Sunday, February 5, 2012

happy Super Bowl Sunday


I had every intention of making posts a little less personal, but on Friday Deadspin ran my 49ers interview with Clint Malarchuk and last night the Tusk book was mentioned in the first paragraph of an LA Times piece on Best Coast and this morning Bethany Cosentino was kind enough to send a very sweet tweet.

all of which combine to warm the cold cockles quite agreeably.

and to make sure it lasts until kickoff I've got an early afternoon delivery from John Brown Smokehouse scheduled.

happy happy joy joy.

Friday, February 3, 2012

the last book I ever read (Ragtime, excerpt two)
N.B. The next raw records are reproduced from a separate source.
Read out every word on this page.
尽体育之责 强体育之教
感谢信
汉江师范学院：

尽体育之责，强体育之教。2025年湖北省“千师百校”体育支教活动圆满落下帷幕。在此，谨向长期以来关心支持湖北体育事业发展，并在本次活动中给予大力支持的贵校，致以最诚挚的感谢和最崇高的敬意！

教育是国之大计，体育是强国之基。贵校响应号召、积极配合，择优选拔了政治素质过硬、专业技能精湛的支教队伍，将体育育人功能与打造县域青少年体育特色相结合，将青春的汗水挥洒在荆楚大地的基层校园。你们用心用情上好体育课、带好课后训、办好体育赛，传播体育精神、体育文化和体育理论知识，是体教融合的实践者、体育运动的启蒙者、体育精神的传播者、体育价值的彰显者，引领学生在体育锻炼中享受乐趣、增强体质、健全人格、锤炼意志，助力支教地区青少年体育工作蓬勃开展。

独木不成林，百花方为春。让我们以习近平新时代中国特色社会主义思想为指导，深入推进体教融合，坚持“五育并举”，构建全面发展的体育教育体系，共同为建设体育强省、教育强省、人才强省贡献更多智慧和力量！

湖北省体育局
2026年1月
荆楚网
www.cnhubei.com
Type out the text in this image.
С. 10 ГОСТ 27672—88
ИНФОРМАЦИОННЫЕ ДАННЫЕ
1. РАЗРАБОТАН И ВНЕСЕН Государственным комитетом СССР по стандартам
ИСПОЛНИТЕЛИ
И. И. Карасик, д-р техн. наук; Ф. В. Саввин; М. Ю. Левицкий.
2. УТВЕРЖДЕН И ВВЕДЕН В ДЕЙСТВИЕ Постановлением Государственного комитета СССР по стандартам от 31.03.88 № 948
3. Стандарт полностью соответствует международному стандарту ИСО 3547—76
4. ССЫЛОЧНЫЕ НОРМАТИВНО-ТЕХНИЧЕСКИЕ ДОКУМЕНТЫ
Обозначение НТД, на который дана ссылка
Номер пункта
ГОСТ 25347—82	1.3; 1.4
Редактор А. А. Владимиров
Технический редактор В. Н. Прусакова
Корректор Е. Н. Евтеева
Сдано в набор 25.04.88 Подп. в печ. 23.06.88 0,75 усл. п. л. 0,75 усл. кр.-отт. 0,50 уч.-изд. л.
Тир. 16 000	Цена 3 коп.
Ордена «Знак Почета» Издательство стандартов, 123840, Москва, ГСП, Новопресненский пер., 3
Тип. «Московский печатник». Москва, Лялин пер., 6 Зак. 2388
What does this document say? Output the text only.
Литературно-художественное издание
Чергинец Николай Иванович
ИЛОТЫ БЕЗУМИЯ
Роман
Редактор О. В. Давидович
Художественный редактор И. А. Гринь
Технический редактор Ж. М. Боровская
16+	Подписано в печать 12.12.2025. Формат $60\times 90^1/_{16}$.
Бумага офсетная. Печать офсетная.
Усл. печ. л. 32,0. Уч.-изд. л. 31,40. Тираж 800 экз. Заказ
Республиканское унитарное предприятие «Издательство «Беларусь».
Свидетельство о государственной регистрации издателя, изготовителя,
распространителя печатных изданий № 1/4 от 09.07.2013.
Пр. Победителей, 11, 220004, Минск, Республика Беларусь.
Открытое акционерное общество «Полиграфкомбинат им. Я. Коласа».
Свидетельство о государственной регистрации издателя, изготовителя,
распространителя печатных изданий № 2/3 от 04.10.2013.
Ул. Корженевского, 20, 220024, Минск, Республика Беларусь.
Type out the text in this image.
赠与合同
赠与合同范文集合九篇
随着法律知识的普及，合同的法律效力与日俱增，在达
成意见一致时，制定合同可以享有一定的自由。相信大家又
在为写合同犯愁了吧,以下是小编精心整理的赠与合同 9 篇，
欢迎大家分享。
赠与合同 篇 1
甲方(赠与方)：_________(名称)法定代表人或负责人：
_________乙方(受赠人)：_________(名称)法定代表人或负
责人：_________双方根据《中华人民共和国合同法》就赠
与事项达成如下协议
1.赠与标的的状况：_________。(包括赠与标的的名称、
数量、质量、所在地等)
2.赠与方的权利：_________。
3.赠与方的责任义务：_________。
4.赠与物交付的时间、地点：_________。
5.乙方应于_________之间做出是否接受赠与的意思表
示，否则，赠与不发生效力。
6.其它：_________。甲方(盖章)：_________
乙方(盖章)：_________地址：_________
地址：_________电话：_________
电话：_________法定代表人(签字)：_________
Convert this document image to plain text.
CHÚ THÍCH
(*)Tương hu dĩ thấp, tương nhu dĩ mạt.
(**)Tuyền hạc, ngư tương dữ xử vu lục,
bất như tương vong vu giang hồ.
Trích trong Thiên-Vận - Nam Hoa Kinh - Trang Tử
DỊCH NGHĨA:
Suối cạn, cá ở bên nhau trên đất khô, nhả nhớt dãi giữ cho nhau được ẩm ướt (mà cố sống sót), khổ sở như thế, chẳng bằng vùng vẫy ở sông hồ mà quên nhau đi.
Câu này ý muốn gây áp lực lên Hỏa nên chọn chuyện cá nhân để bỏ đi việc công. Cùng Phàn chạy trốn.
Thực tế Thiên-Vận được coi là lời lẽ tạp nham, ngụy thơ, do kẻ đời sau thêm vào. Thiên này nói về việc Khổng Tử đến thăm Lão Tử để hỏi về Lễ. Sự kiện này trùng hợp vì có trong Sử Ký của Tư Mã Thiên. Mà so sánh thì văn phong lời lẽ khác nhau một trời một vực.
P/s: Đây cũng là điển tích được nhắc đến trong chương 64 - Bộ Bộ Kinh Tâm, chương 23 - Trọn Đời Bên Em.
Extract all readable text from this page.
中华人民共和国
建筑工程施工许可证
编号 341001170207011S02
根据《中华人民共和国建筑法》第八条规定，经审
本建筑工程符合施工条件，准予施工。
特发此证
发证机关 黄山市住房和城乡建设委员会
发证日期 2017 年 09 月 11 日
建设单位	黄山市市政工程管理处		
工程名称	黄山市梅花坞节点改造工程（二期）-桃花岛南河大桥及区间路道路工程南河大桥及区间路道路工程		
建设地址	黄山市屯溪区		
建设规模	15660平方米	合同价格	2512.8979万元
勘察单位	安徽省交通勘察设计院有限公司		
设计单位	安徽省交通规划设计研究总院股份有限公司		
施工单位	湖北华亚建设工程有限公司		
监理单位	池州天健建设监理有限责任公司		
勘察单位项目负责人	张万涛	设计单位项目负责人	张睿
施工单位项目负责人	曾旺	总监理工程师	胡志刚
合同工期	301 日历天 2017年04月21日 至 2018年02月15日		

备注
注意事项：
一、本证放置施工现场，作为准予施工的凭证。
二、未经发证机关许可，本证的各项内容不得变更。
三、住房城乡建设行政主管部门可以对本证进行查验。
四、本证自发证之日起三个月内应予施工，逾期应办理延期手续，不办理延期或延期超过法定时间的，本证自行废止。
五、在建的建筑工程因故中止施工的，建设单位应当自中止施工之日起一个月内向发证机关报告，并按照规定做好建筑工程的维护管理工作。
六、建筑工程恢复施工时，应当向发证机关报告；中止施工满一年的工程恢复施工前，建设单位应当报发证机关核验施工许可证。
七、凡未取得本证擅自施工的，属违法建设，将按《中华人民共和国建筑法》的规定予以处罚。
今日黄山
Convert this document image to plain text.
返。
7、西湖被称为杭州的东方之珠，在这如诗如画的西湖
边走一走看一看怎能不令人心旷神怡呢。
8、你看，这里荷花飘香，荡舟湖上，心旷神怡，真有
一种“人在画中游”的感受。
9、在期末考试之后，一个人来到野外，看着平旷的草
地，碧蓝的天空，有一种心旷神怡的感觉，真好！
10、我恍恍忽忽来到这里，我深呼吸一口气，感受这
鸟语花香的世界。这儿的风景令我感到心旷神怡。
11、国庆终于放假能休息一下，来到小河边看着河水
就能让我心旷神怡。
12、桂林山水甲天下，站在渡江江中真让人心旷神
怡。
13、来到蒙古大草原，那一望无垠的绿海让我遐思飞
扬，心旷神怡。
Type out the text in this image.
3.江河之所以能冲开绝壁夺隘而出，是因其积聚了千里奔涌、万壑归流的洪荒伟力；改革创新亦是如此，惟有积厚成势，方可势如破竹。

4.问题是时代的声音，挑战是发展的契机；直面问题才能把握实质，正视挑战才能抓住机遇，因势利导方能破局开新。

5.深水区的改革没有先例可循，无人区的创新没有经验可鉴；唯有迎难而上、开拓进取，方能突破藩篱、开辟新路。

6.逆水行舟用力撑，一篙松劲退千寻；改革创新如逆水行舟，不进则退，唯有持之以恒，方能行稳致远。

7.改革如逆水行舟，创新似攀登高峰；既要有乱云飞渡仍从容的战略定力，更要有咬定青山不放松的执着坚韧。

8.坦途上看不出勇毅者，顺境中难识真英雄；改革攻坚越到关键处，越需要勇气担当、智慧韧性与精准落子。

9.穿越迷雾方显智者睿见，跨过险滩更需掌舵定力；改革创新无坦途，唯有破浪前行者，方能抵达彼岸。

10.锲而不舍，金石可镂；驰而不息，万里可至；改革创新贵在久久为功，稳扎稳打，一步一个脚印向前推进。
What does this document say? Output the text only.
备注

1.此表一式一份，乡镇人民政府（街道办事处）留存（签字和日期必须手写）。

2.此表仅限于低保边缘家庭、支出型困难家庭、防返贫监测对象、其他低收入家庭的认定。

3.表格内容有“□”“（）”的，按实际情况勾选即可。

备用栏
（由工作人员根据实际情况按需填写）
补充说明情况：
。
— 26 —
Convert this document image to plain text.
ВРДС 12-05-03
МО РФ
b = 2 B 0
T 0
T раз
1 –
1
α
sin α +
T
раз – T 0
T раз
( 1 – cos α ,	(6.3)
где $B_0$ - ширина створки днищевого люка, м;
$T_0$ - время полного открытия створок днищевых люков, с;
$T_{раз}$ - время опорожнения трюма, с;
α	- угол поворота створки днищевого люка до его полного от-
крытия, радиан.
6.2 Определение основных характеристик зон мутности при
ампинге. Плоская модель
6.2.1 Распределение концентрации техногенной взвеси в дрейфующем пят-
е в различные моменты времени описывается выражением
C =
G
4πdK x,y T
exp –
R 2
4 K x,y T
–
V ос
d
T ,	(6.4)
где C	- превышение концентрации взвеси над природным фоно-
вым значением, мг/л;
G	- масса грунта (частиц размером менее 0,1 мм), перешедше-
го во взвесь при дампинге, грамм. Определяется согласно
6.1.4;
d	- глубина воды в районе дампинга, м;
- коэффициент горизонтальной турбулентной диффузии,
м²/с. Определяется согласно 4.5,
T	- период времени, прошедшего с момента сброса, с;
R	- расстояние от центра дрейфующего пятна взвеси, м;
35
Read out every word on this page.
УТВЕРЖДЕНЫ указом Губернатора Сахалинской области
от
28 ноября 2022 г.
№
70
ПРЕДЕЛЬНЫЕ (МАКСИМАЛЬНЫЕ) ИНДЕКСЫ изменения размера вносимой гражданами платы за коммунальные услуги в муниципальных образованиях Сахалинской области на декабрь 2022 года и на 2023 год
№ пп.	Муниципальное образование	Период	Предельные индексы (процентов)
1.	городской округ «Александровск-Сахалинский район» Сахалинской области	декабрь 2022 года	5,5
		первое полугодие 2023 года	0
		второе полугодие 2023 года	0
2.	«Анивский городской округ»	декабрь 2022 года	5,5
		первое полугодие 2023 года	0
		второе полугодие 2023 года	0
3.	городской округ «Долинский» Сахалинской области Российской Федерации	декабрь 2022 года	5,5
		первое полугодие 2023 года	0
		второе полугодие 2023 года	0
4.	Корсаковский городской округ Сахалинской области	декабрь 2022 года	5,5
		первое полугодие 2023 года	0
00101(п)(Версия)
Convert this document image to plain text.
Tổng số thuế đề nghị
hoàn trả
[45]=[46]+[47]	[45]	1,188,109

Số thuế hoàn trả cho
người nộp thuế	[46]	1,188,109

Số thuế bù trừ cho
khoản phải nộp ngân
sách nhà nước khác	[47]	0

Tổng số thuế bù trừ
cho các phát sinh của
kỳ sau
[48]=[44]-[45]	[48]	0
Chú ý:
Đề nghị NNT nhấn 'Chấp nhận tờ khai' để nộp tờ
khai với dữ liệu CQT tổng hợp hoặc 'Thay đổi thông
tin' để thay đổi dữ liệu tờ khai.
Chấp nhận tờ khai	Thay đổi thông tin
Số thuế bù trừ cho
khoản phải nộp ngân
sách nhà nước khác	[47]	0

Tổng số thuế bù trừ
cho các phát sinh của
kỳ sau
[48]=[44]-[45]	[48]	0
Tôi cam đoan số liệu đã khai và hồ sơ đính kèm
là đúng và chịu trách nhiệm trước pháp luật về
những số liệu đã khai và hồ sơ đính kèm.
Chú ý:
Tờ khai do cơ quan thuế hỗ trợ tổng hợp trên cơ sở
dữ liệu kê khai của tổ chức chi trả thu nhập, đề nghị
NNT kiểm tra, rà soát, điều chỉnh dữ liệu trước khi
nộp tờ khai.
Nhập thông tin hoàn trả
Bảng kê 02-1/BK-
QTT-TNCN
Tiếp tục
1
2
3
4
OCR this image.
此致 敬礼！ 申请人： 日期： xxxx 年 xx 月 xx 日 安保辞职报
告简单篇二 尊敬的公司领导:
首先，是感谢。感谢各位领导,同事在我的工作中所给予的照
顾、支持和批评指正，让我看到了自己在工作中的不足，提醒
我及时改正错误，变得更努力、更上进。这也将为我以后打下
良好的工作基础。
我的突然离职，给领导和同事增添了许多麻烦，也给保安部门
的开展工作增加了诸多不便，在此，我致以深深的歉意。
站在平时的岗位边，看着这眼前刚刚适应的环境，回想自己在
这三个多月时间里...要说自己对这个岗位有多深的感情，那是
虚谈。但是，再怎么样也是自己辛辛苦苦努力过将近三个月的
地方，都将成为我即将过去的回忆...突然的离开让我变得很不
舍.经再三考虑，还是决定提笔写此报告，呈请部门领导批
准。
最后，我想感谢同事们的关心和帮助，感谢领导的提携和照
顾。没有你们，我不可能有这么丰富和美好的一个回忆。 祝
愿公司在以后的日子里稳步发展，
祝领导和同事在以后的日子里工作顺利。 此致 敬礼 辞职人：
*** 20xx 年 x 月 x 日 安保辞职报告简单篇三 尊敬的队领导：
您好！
from E.L. Doctorow's Ragtime:

After the bombing of the Municipal Fire Station, when Coalhouse's picture was published on every front page in the country, he sat down with a sheet over his shoulder and permitted one of the young men to shave his head and his neat moustache. The change in him was striking. His shaven head seemed massive. Younger Brother understood that whatever its practical justification this was no less than a ritualistic grooming for the final battle. A day or two later one of the band brought in the daily papers with photographs of the Model T raised from the pond. This tangible proof of the force of Coalhouse's will made them all feel holy. By the time they received news of Willie Conklin's flight and sat down to discuss the proper response, they were so transformed as to speak of themselves collectively as Coalhouse. Coalhouse gone to that coal and ice yard, one of them said, Willie be a dead man now. We missed our chance. Naw, Brother, another said, he better to us alive. He keeping Coalhouse in the folks' minds. He a plague. Now we going do something so terrible bad in this town, no one ever mess with a colored man for fear he belong to Coalhouse.

Thursday, February 2, 2012

the last book I ever read (Ragtime, excerpt one)



from E.L. Doctorow's Ragtime:

Evelyn saw stores with Hebrew signs in the windows, the Hebrew letters looking to her eyes like arrangements of bones. She saw the iron fire escapes on the tenements as tiers of cellblocks. Nags in their yokes lifted their bowed heads to gaze at her.